Singlet Tetra-Radical Nickel(II) Complex Based Versatile Molecular Memristor with Adaptive Learning Capability

Molecular memristors have emerged as pivotal components in next-generation electronics, combining redox-active functionality at the nanoscale with cognitive behaviors. Synthesis, characterization, and redox-induced interconversion of a new binuclear open-shell singlet (S = 0) tetra-radical nickel(II)-complex, [Ni^II₂(L^•–•–)₂] (1) featuring two two-electron reduced dianionic diradical scaffolds 2,9-bis(phenyldiazenyl)-1,10-phenanthroline (L) as a robust resistive switching element is reported. The complex 1 upon one-electron ligand-centered oxidation forms a mono-cationic tri-radical species [Ni^II₂(L^•–•–)(L^•–)]⁺ ([1]⁺), which upon further oxidation transforms to a di-cationic monometallic species [Ni^II(L⁰)₂] [2]²⁺. Controlled ligand-centered reduction in the presence of excess Ni(II)-sources such as NiCl₂ or Ni(ClO₄)₂ transforms the mono-metallic species [2]²⁺ to the binuclear tetra-radical complex 1. Complex 1 demonstrates exceptional performance as a molecular memristor, including high endurance over 750 cycles, 2-h data retention, and ultrafast switching speeds of 55 ns.
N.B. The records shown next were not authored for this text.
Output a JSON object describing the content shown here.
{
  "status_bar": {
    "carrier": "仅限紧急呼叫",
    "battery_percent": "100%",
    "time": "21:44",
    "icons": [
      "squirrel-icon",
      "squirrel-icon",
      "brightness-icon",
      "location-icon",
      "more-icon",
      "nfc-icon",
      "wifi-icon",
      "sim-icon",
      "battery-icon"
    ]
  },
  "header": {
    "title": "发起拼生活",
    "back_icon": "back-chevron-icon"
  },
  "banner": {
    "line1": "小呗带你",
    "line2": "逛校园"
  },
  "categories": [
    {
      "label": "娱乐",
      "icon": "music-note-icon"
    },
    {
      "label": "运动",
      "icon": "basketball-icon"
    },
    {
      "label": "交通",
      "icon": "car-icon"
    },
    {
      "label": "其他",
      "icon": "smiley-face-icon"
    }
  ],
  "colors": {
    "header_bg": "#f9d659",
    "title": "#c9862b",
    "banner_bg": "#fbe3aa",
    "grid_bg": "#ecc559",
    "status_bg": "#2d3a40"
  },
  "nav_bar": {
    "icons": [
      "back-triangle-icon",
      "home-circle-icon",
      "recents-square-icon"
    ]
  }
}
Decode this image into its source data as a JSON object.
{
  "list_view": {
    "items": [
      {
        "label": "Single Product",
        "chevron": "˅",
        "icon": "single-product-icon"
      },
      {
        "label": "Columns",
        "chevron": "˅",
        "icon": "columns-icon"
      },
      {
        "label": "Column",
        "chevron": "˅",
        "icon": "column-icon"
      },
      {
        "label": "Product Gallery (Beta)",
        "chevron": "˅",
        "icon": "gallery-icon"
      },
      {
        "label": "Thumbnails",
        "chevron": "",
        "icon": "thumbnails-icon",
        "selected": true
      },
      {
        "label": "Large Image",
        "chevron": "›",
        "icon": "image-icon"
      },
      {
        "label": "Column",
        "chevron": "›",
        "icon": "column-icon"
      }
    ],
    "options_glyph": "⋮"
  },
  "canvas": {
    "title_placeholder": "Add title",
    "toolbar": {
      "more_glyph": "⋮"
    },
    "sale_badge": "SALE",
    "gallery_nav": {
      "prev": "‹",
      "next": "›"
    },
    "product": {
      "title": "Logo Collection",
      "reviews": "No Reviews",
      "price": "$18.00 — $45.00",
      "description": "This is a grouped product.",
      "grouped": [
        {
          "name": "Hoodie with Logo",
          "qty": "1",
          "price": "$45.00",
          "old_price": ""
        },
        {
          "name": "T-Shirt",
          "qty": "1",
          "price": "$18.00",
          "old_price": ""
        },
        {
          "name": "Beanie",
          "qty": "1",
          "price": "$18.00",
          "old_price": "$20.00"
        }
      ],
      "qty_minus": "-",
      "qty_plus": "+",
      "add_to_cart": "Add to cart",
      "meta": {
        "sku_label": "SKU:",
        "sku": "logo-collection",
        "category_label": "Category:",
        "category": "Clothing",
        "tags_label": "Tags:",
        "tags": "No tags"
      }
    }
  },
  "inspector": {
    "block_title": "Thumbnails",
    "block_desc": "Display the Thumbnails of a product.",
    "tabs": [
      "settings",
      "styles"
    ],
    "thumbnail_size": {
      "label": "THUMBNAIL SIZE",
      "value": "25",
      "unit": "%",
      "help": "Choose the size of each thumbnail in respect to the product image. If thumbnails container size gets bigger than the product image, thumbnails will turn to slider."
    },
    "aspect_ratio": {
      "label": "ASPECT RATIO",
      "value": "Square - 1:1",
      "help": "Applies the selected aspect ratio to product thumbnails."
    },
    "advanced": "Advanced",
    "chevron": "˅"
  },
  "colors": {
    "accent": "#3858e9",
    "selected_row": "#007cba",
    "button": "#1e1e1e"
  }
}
The consistent On/Off conductivity difference under varying environmental conditions makes it promising for robust data storage and data-processing applications. Moreover, it supports advanced functionalities such as logic gate operations, 4-bit edge computing, and adaptive learning behavior, positioning it as a versatile building block for next-generation all-in-one electronic technologies.